最近、会社に求める基準の一つとして「心理的安全性」という言葉がよく使われているらしい。
心理的安全性とは、
組織のなかで自分の考えや気持ちを、誰に対しても安心して発言できる状態を表す度合いのことです。(中略)「チームの他のメンバーが自分の発言を拒絶したり、罰したりしないと確信できる状態」と定義されています。 (出典:リクルートマネジメントソリューションズ)
……ということらしいのだが、
社会人になって会社を渡り歩いてきた私の感想からすると、
「そもそも、会社に心理的安全性なんてあるわけなくない?」というものだ。
だいたい会社という場所は、私たちに「時間と労働の対価」としてお金を払っている。
これって言ってみれば、時間限定の奴隷契約みたいなものだと私は思っている。
だって会社の人々は、仲間であると同時にライバルでもあるのだ。
いかに上層部に気に入られ、より多くの取り分を得られるか。
結局は、そうした競争関係の延長線上でしかない。
そんな大元が殺伐とした基礎の上に成り立っている場所で、「心理的安全性を保て」だなんて、結構無理なことを言っていないだろうか? と感じてしまったのだ。
ただ、労働者がそれを会社に求めてしまう気持ち自体は、もちろん理解できる。
現代の日本における働き方は、そのほとんどが「どこかの会社に従属すること」だ。
表面的には様々な選択肢があるように見えて、実際には「世間から白い目で見られず、道から外れず、将来の不安を感じない選択肢」を選ぼうとするならば、生き方のレールはある程度決まってしまっている。
広いようで狭い選択肢のなかで、人生の大部分を「会社生活」が占めてしまうが故に、そこに心の安全を求めてしまうのは自然なことなのかもしれない。
さらに踏み込んで言えば、いまの日本の経済状況の悪化によって、日本人の「心の余裕」がなくなっていることも大きな原因の一つだろう。
「心理的安全性」などという言葉が流行る前は、
日本の経済にもまだ持ち直せる段階にあり、「明日には今日より良くなる」という未来への期待を持てたと感じるからこそ、会社での多少の窮屈さや縛りにも耐えることができた。

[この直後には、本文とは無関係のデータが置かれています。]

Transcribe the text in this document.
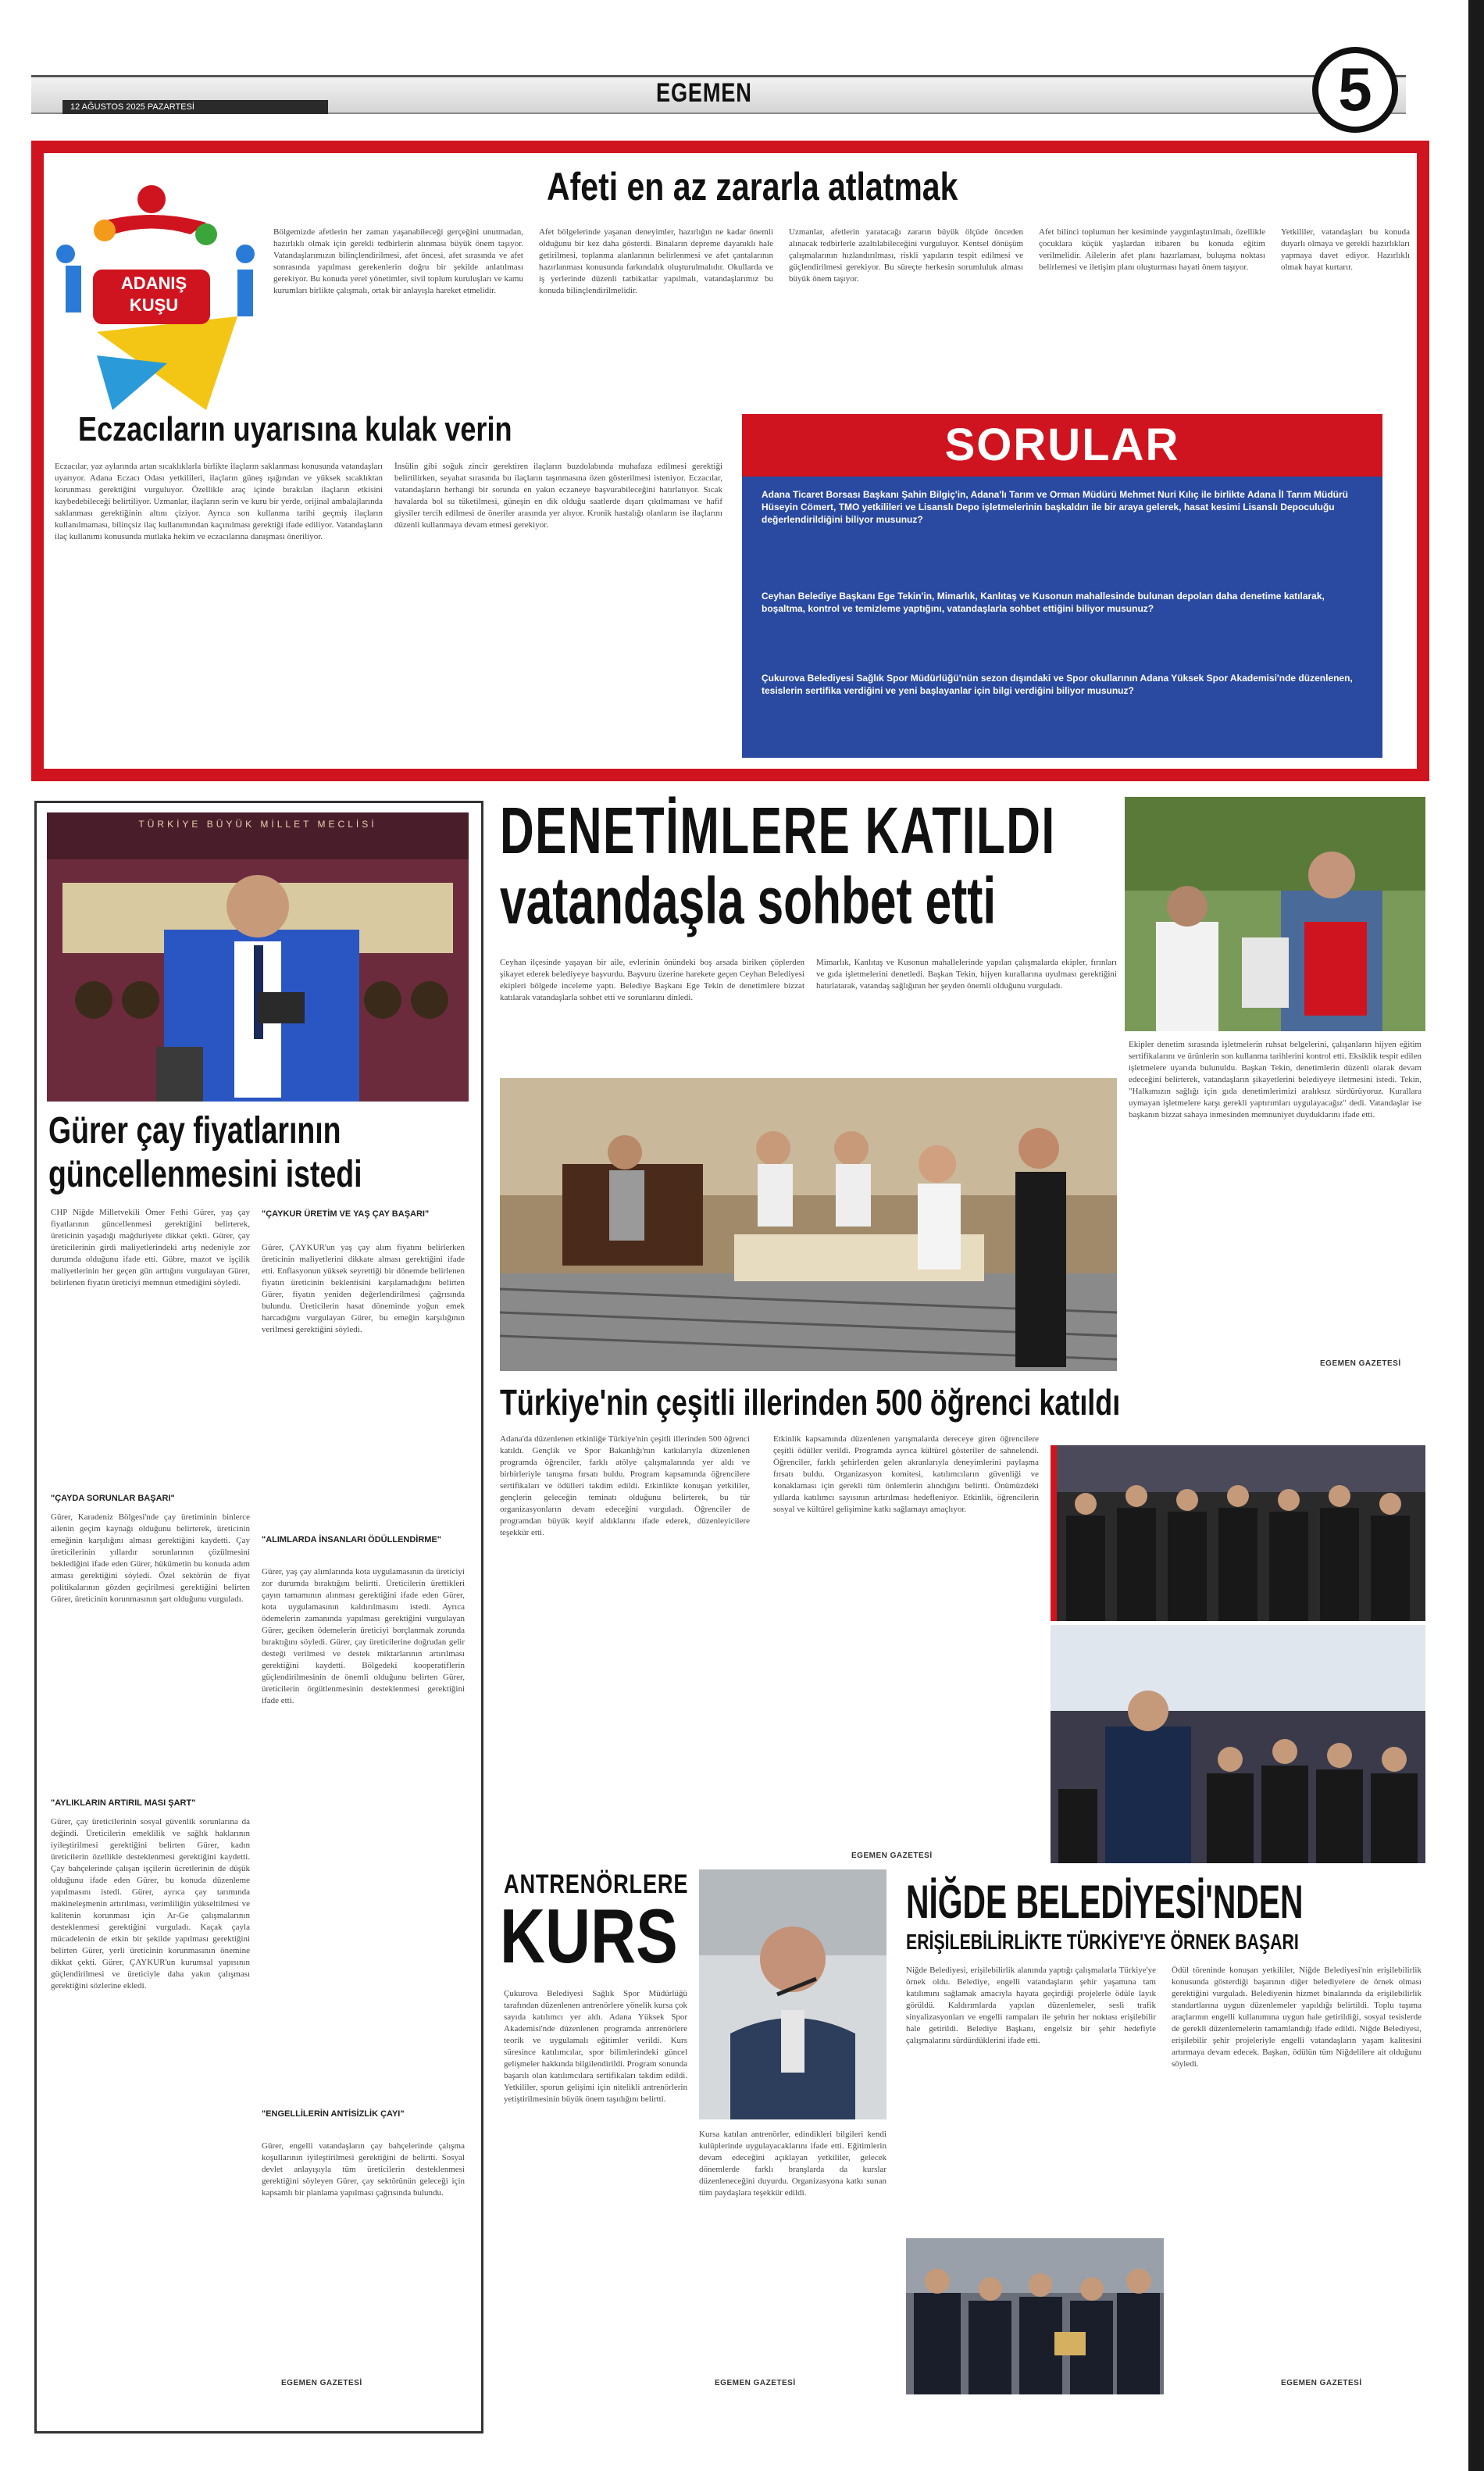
12 AĞUSTOS 2025 PAZARTESİ	EGEMEN	5
ADANIŞ
KUŞU
Afeti en az zararla atlatmak
Bölgemizde afetlerin her zaman yaşanabileceği gerçeğini unutmadan, hazırlıklı olmak için gerekli tedbirlerin alınması büyük önem taşıyor. Vatandaşlarımızın bilinçlendirilmesi, afet öncesi, afet sırasında ve afet sonrasında yapılması gerekenlerin doğru bir şekilde anlatılması gerekiyor. Bu konuda yerel yönetimler, sivil toplum kuruluşları ve kamu kurumları birlikte çalışmalı, ortak bir anlayışla hareket etmelidir.
Afet bölgelerinde yaşanan deneyimler, hazırlığın ne kadar önemli olduğunu bir kez daha gösterdi. Binaların depreme dayanıklı hale getirilmesi, toplanma alanlarının belirlenmesi ve afet çantalarının hazırlanması konusunda farkındalık oluşturulmalıdır. Okullarda ve iş yerlerinde düzenli tatbikatlar yapılmalı, vatandaşlarımız bu konuda bilinçlendirilmelidir.
Uzmanlar, afetlerin yaratacağı zararın büyük ölçüde önceden alınacak tedbirlerle azaltılabileceğini vurguluyor. Kentsel dönüşüm çalışmalarının hızlandırılması, riskli yapıların tespit edilmesi ve güçlendirilmesi gerekiyor. Bu süreçte herkesin sorumluluk alması büyük önem taşıyor.
Afet bilinci toplumun her kesiminde yaygınlaştırılmalı, özellikle çocuklara küçük yaşlardan itibaren bu konuda eğitim verilmelidir. Ailelerin afet planı hazırlaması, buluşma noktası belirlemesi ve iletişim planı oluşturması hayati önem taşıyor.
Yetkililer, vatandaşları bu konuda duyarlı olmaya ve gerekli hazırlıkları yapmaya davet ediyor. Hazırlıklı olmak hayat kurtarır.
Eczacıların uyarısına kulak verin
Eczacılar, yaz aylarında artan sıcaklıklarla birlikte ilaçların saklanması konusunda vatandaşları uyarıyor. Adana Eczacı Odası yetkilileri, ilaçların güneş ışığından ve yüksek sıcaklıktan korunması gerektiğini vurguluyor. Özellikle araç içinde bırakılan ilaçların etkisini kaybedebileceği belirtiliyor. Uzmanlar, ilaçların serin ve kuru bir yerde, orijinal ambalajlarında saklanması gerektiğinin altını çiziyor. Ayrıca son kullanma tarihi geçmiş ilaçların kullanılmaması, bilinçsiz ilaç kullanımından kaçınılması gerektiği ifade ediliyor. Vatandaşların ilaç kullanımı konusunda mutlaka hekim ve eczacılarına danışması öneriliyor.
İnsülin gibi soğuk zincir gerektiren ilaçların buzdolabında muhafaza edilmesi gerektiği belirtilirken, seyahat sırasında bu ilaçların taşınmasına özen gösterilmesi isteniyor. Eczacılar, vatandaşların herhangi bir sorunda en yakın eczaneye başvurabileceğini hatırlatıyor. Sıcak havalarda bol su tüketilmesi, güneşin en dik olduğu saatlerde dışarı çıkılmaması ve hafif giysiler tercih edilmesi de öneriler arasında yer alıyor. Kronik hastalığı olanların ise ilaçlarını düzenli kullanmaya devam etmesi gerekiyor.
SORULAR
Adana Ticaret Borsası Başkanı Şahin Bilgiç'in, Adana'lı Tarım ve Orman Müdürü Mehmet Nuri Kılıç ile birlikte Adana İl Tarım Müdürü Hüseyin Cömert, TMO yetkilileri ve Lisanslı Depo işletmelerinin başkaldırı ile bir araya gelerek, hasat kesimi Lisanslı Depoculuğu değerlendirildiğini biliyor musunuz?
Ceyhan Belediye Başkanı Ege Tekin'in, Mimarlık, Kanlıtaş ve Kusonun mahallesinde bulunan depoları daha denetime katılarak, boşaltma, kontrol ve temizleme yaptığını, vatandaşlarla sohbet ettiğini biliyor musunuz?
Çukurova Belediyesi Sağlık Spor Müdürlüğü'nün sezon dışındaki ve Spor okullarının Adana Yüksek Spor Akademisi'nde düzenlenen, tesislerin sertifika verdiğini ve yeni başlayanlar için bilgi verdiğini biliyor musunuz?
TÜRKİYE BÜYÜK MİLLET MECLİSİ
Gürer çay fiyatlarının
güncellenmesini istedi
CHP Niğde Milletvekili Ömer Fethi Gürer, yaş çay fiyatlarının güncellenmesi gerektiğini belirterek, üreticinin yaşadığı mağduriyete dikkat çekti. Gürer, çay üreticilerinin girdi maliyetlerindeki artış nedeniyle zor durumda olduğunu ifade etti. Gübre, mazot ve işçilik maliyetlerinin her geçen gün arttığını vurgulayan Gürer, belirlenen fiyatın üreticiyi memnun etmediğini söyledi.
"ÇAYDA SORUNLAR BAŞARI"
Gürer, Karadeniz Bölgesi'nde çay üretiminin binlerce ailenin geçim kaynağı olduğunu belirterek, üreticinin emeğinin karşılığını alması gerektiğini kaydetti. Çay üreticilerinin yıllardır sorunlarının çözülmesini beklediğini ifade eden Gürer, hükümetin bu konuda adım atması gerektiğini söyledi. Özel sektörün de fiyat politikalarının gözden geçirilmesi gerektiğini belirten Gürer, üreticinin korunmasının şart olduğunu vurguladı.
"AYLIKLARIN ARTIRIL MASI ŞART"
Gürer, çay üreticilerinin sosyal güvenlik sorunlarına da değindi. Üreticilerin emeklilik ve sağlık haklarının iyileştirilmesi gerektiğini belirten Gürer, kadın üreticilerin özellikle desteklenmesi gerektiğini kaydetti. Çay bahçelerinde çalışan işçilerin ücretlerinin de düşük olduğunu ifade eden Gürer, bu konuda düzenleme yapılmasını istedi. Gürer, ayrıca çay tarımında makineleşmenin artırılması, verimliliğin yükseltilmesi ve kalitenin korunması için Ar-Ge çalışmalarının desteklenmesi gerektiğini vurguladı. Kaçak çayla mücadelenin de etkin bir şekilde yapılması gerektiğini belirten Gürer, yerli üreticinin korunmasının önemine dikkat çekti. Gürer, ÇAYKUR'un kurumsal yapısının güçlendirilmesi ve üreticiyle daha yakın çalışması gerektiğini sözlerine ekledi.
"ÇAYKUR ÜRETİM VE YAŞ ÇAY BAŞARI"
Gürer, ÇAYKUR'un yaş çay alım fiyatını belirlerken üreticinin maliyetlerini dikkate alması gerektiğini ifade etti. Enflasyonun yüksek seyrettiği bir dönemde belirlenen fiyatın üreticinin beklentisini karşılamadığını belirten Gürer, fiyatın yeniden değerlendirilmesi çağrısında bulundu. Üreticilerin hasat döneminde yoğun emek harcadığını vurgulayan Gürer, bu emeğin karşılığının verilmesi gerektiğini söyledi.
"ALIMLARDA İNSANLARI ÖDÜLLENDİRME"
Gürer, yaş çay alımlarında kota uygulamasının da üreticiyi zor durumda bıraktığını belirtti. Üreticilerin ürettikleri çayın tamamının alınması gerektiğini ifade eden Gürer, kota uygulamasının kaldırılmasını istedi. Ayrıca ödemelerin zamanında yapılması gerektiğini vurgulayan Gürer, geciken ödemelerin üreticiyi borçlanmak zorunda bıraktığını söyledi. Gürer, çay üreticilerine doğrudan gelir desteği verilmesi ve destek miktarlarının artırılması gerektiğini kaydetti. Bölgedeki kooperatiflerin güçlendirilmesinin de önemli olduğunu belirten Gürer, üreticilerin örgütlenmesinin desteklenmesi gerektiğini ifade etti.
"ENGELLİLERİN ANTİSİZLİK ÇAYI"
Gürer, engelli vatandaşların çay bahçelerinde çalışma koşullarının iyileştirilmesi gerektiğini de belirtti. Sosyal devlet anlayışıyla tüm üreticilerin desteklenmesi gerektiğini söyleyen Gürer, çay sektörünün geleceği için kapsamlı bir planlama yapılması çağrısında bulundu.
EGEMEN GAZETESİ
DENETİMLERE KATILDI
vatandaşla sohbet etti
Ceyhan ilçesinde yaşayan bir aile, evlerinin önündeki boş arsada biriken çöplerden şikayet ederek belediyeye başvurdu. Başvuru üzerine harekete geçen Ceyhan Belediyesi ekipleri bölgede inceleme yaptı. Belediye Başkanı Ege Tekin de denetimlere bizzat katılarak vatandaşlarla sohbet etti ve sorunlarını dinledi.
Mimarlık, Kanlıtaş ve Kusonun mahallelerinde yapılan çalışmalarda ekipler, fırınları ve gıda işletmelerini denetledi. Başkan Tekin, hijyen kurallarına uyulması gerektiğini hatırlatarak, vatandaş sağlığının her şeyden önemli olduğunu vurguladı.
Ekipler denetim sırasında işletmelerin ruhsat belgelerini, çalışanların hijyen eğitim sertifikalarını ve ürünlerin son kullanma tarihlerini kontrol etti. Eksiklik tespit edilen işletmelere uyarıda bulunuldu. Başkan Tekin, denetimlerin düzenli olarak devam edeceğini belirterek, vatandaşların şikayetlerini belediyeye iletmesini istedi. Tekin, "Halkımızın sağlığı için gıda denetimlerimizi aralıksız sürdürüyoruz. Kurallara uymayan işletmelere karşı gerekli yaptırımları uygulayacağız" dedi. Vatandaşlar ise başkanın bizzat sahaya inmesinden memnuniyet duyduklarını ifade etti.
EGEMEN GAZETESİ
Türkiye'nin çeşitli illerinden 500 öğrenci katıldı
Adana'da düzenlenen etkinliğe Türkiye'nin çeşitli illerinden 500 öğrenci katıldı. Gençlik ve Spor Bakanlığı'nın katkılarıyla düzenlenen programda öğrenciler, farklı atölye çalışmalarında yer aldı ve birbirleriyle tanışma fırsatı buldu. Program kapsamında öğrencilere sertifikaları ve ödülleri takdim edildi. Etkinlikte konuşan yetkililer, gençlerin geleceğin teminatı olduğunu belirterek, bu tür organizasyonların devam edeceğini vurguladı. Öğrenciler de programdan büyük keyif aldıklarını ifade ederek, düzenleyicilere teşekkür etti.
Etkinlik kapsamında düzenlenen yarışmalarda dereceye giren öğrencilere çeşitli ödüller verildi. Programda ayrıca kültürel gösteriler de sahnelendi. Öğrenciler, farklı şehirlerden gelen akranlarıyla deneyimlerini paylaşma fırsatı buldu. Organizasyon komitesi, katılımcıların güvenliği ve konaklaması için gerekli tüm önlemlerin alındığını belirtti. Önümüzdeki yıllarda katılımcı sayısının artırılması hedefleniyor. Etkinlik, öğrencilerin sosyal ve kültürel gelişimine katkı sağlamayı amaçlıyor.
EGEMEN GAZETESİ
ANTRENÖRLERE
KURS
Çukurova Belediyesi Sağlık Spor Müdürlüğü tarafından düzenlenen antrenörlere yönelik kursa çok sayıda katılımcı yer aldı. Adana Yüksek Spor Akademisi'nde düzenlenen programda antrenörlere teorik ve uygulamalı eğitimler verildi. Kurs süresince katılımcılar, spor bilimlerindeki güncel gelişmeler hakkında bilgilendirildi. Program sonunda başarılı olan katılımcılara sertifikaları takdim edildi. Yetkililer, sporun gelişimi için nitelikli antrenörlerin yetiştirilmesinin büyük önem taşıdığını belirtti.
Kursa katılan antrenörler, edindikleri bilgileri kendi kulüplerinde uygulayacaklarını ifade etti. Eğitimlerin devam edeceğini açıklayan yetkililer, gelecek dönemlerde farklı branşlarda da kurslar düzenleneceğini duyurdu. Organizasyona katkı sunan tüm paydaşlara teşekkür edildi.
EGEMEN GAZETESİ
NİĞDE BELEDİYESİ'NDEN
ERİŞİLEBİLİRLİKTE TÜRKİYE'YE ÖRNEK BAŞARI
Niğde Belediyesi, erişilebilirlik alanında yaptığı çalışmalarla Türkiye'ye örnek oldu. Belediye, engelli vatandaşların şehir yaşamına tam katılımını sağlamak amacıyla hayata geçirdiği projelerle ödüle layık görüldü. Kaldırımlarda yapılan düzenlemeler, sesli trafik sinyalizasyonları ve engelli rampaları ile şehrin her noktası erişilebilir hale getirildi. Belediye Başkanı, engelsiz bir şehir hedefiyle çalışmalarını sürdürdüklerini ifade etti.
Ödül töreninde konuşan yetkililer, Niğde Belediyesi'nin erişilebilirlik konusunda gösterdiği başarının diğer belediyelere de örnek olması gerektiğini vurguladı. Belediyenin hizmet binalarında da erişilebilirlik standartlarına uygun düzenlemeler yapıldığı belirtildi. Toplu taşıma araçlarının engelli kullanımına uygun hale getirildiği, sosyal tesislerde de gerekli düzenlemelerin tamamlandığı ifade edildi. Niğde Belediyesi, erişilebilir şehir projeleriyle engelli vatandaşların yaşam kalitesini artırmaya devam edecek. Başkan, ödülün tüm Niğdelilere ait olduğunu söyledi.
EGEMEN GAZETESİ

そういう意味では、かつては人々の心理的安全性を「国の経済や政治」がある程度まで保障してくれていたと感じる。
しかし、今の日本経済はどうか。
誰の目から見ても明らかなのは、増税による国民からのお金の搾取ばかりだ。
国そのものを信頼できなくなり、未来に不安を抱いた日本人が、かつて国に向けられていた「安心させてほしい」という欲求を、より身近なインフラである「会社」に丸投げするようになったのではないか。
私にはそう思えてならないのだ。
会社に心理的安全性を求めるのは、そもそも場所を間違えていてズレていると感じつつも、それは「より上位である国や政治が、国民から心理的安全性を奪っていった結果の歪み」なのではないかと思う。
なんでも外部の責任にする態度はおかしいけれど、
かといって、なんでも自分の責任として背負い込むのもまたおかしい。
「いま会社に対して『心理的安全性』が強く叫ばれるようになった本当の原因は、国に対する心理的安全性が欠落した結果である」 それが、私の行き着いた考えだ。